Conflict With Egypt and Nafusa
Ibrahim II entered into a conflict with the ambitious Turkic dynasty of the Tulunids, who had seized control of Egypt in 868, and Syria and the Hejaz in 878. In 879-80, while the Tulunid emir Ahmad ibn Tulun was away in the east, his hot-headed son al-Abbas ibn Ahmad, without his father's permission, decided to invade Ifriqiya and led a large Egyptian army west. Upon reaching Barqa, al-Abbas dispatched a message, falsely claiming that he had credentials from the Abbasid Caliph ordering Ibrahim to step down and hand the governorship of Ifriqiya over to him. The Egyptian army reached as far as Tripoli, and defeated the local Aghlabid governor Muhammad ibn Qurhub. But the Egyptian army was defeated in turn in 880 by the Nafusa, a Berber Kharijite (Ibadite) tribe, allied with the Rustamids of Tahert, which had carried on an independent existence in the Djebel Nafusa mountains southwest of Tripoli for over a century. Rushing south from Tunisia, Ibrahim II arrived just in time to seize the Tulunid baggage train and its ample war chest, which proved a fortuitous bolster to the Aghlabid treasury.

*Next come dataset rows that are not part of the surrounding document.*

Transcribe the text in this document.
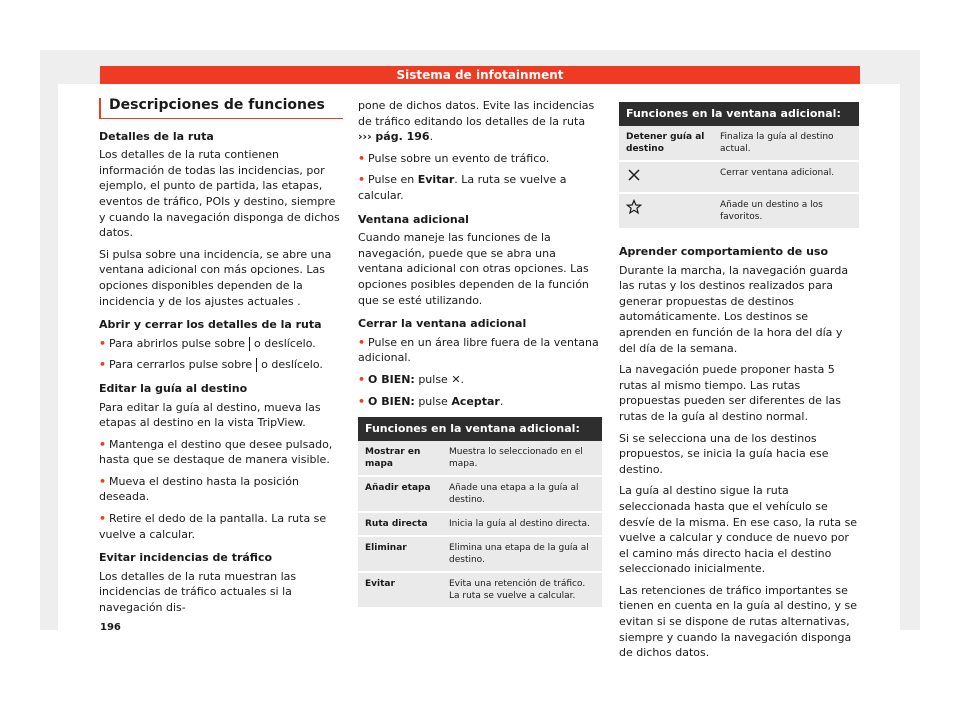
Sistema de infotainment
Descripciones de funciones
Detalles de la ruta

Los detalles de la ruta contienen información de todas las incidencias, por ejemplo, el punto de partida, las etapas, eventos de tráfico, POIs y destino, siempre y cuando la navegación disponga de dichos datos.

Si pulsa sobre una incidencia, se abre una ventana adicional con más opciones. Las opciones disponibles dependen de la incidencia y de los ajustes actuales .

Abrir y cerrar los detalles de la ruta
• Para abrirlos pulse sobre o deslícelo.
• Para cerrarlos pulse sobre o deslícelo.
Editar la guía al destino

Para editar la guía al destino, mueva las etapas al destino en la vista TripView.

• Mantenga el destino que desee pulsado, hasta que se destaque de manera visible.
• Mueva el destino hasta la posición deseada.
• Retire el dedo de la pantalla. La ruta se vuelve a calcular.
Evitar incidencias de tráfico

Los detalles de la ruta muestran las incidencias de tráfico actuales si la navegación dis-

pone de dichos datos. Evite las incidencias de tráfico editando los detalles de la ruta ››› pág. 196.

• Pulse sobre un evento de tráfico.
• Pulse en Evitar. La ruta se vuelve a calcular.
Ventana adicional

Cuando maneje las funciones de la navegación, puede que se abra una ventana adicional con otras opciones. Las opciones posibles dependen de la función que se esté utilizando.

Cerrar la ventana adicional
• Pulse en un área libre fuera de la ventana adicional.
• O BIEN: pulse ✕.
• O BIEN: pulse Aceptar.
Funciones en la ventana adicional:	
Mostrar en mapa	Muestra lo seleccionado en el mapa.
Añadir etapa	Añade una etapa a la guía al destino.
Ruta directa	Inicia la guía al destino directa.
Eliminar	Elimina una etapa de la guía al destino.
Evitar	Evita una retención de tráfico. La ruta se vuelve a calcular.
Funciones en la ventana adicional:	
Detener guía al destino	Finaliza la guía al destino actual.
	Cerrar ventana adicional.
	Añade un destino a los favoritos.
Aprender comportamiento de uso

Durante la marcha, la navegación guarda las rutas y los destinos realizados para generar propuestas de destinos automáticamente. Los destinos se aprenden en función de la hora del día y del día de la semana.

La navegación puede proponer hasta 5 rutas al mismo tiempo. Las rutas propuestas pueden ser diferentes de las rutas de la guía al destino normal.

Si se selecciona una de los destinos propuestos, se inicia la guía hacia ese destino.

La guía al destino sigue la ruta seleccionada hasta que el vehículo se desvíe de la misma. En ese caso, la ruta se vuelve a calcular y conduce de nuevo por el camino más directo hacia el destino seleccionado inicialmente.

Las retenciones de tráfico importantes se tienen en cuenta en la guía al destino, y se evitan si se dispone de rutas alternativas, siempre y cuando la navegación disponga de dichos datos.

196
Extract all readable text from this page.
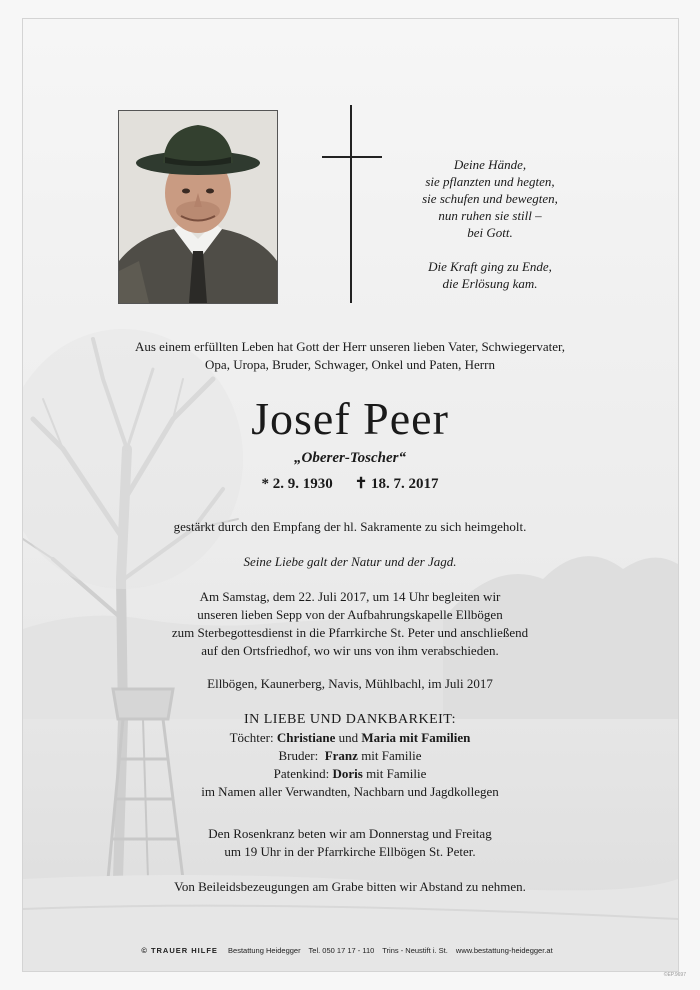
Deine Hände,

sie pflanzten und hegten,

sie schufen und bewegten,

nun ruhen sie still –

bei Gott.

Die Kraft ging zu Ende,

die Erlösung kam.

Aus einem erfüllten Leben hat Gott der Herr unseren lieben Vater, Schwiegervater,
Opa, Uropa, Bruder, Schwager, Onkel und Paten, Herrn
Josef Peer
„Oberer-Toscher“
* 2. 9. 1930 ✝ 18. 7. 2017

gestärkt durch den Empfang der hl. Sakramente zu sich heimgeholt.

Seine Liebe galt der Natur und der Jagd.

Am Samstag, dem 22. Juli 2017, um 14 Uhr begleiten wir

unseren lieben Sepp von der Aufbahrungskapelle Ellbögen

zum Sterbegottesdienst in die Pfarrkirche St. Peter und anschließend

auf den Ortsfriedhof, wo wir uns von ihm verabschieden.

Ellbögen, Kaunerberg, Navis, Mühlbachl, im Juli 2017

IN LIEBE UND DANKBARKEIT:

Töchter: Christiane und Maria mit Familien

Bruder:  Franz mit Familie

Patenkind: Doris mit Familie

im Namen aller Verwandten, Nachbarn und Jagdkollegen

Den Rosenkranz beten wir am Donnerstag und Freitag

um 19 Uhr in der Pfarrkirche Ellbögen St. Peter.

Von Beileidsbezeugungen am Grabe bitten wir Abstand zu nehmen.

© TRAUER HILFE Bestattung Heidegger Tel. 050 17 17 - 110 Trins - Neustift i. St. www.bestattung-heidegger.at
©EP.9697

Following the assassination of the Tulunid emir Khumarawaih in 896, Egypt fell into chaos. In 896-97, Ibrahim II led an Ifriqiyan campaign to recover and secure his eastern borders against Tulunid Egypt. Some of the grimmer tales of Ibrahim II's brutality arise from this expedition. Reaching Tripoli, Ibrahim II had the governor Muhammad, his own cousin, executed and impaled (ostensibly because he heard the Abbasid caliph al-Mu'tamid had spoken favorably of him). That same year, he attacked and defeated the Ibadite Nafusa at a great battle at Manu (south of Gabès), putting an end to their independent imamate. In the aftermath, Ibrahim II is reported to have set up a throne and ordered the Nafusa prisoners paraded before him one by one so that he could kill each prisoner himself with his lance. He is said to have personally executed 500 prisoners this way before he got tired. At Ajdabiya, on the borders of Barqa, he is reported to have cooked and eaten the heads of fifteen of his enemies.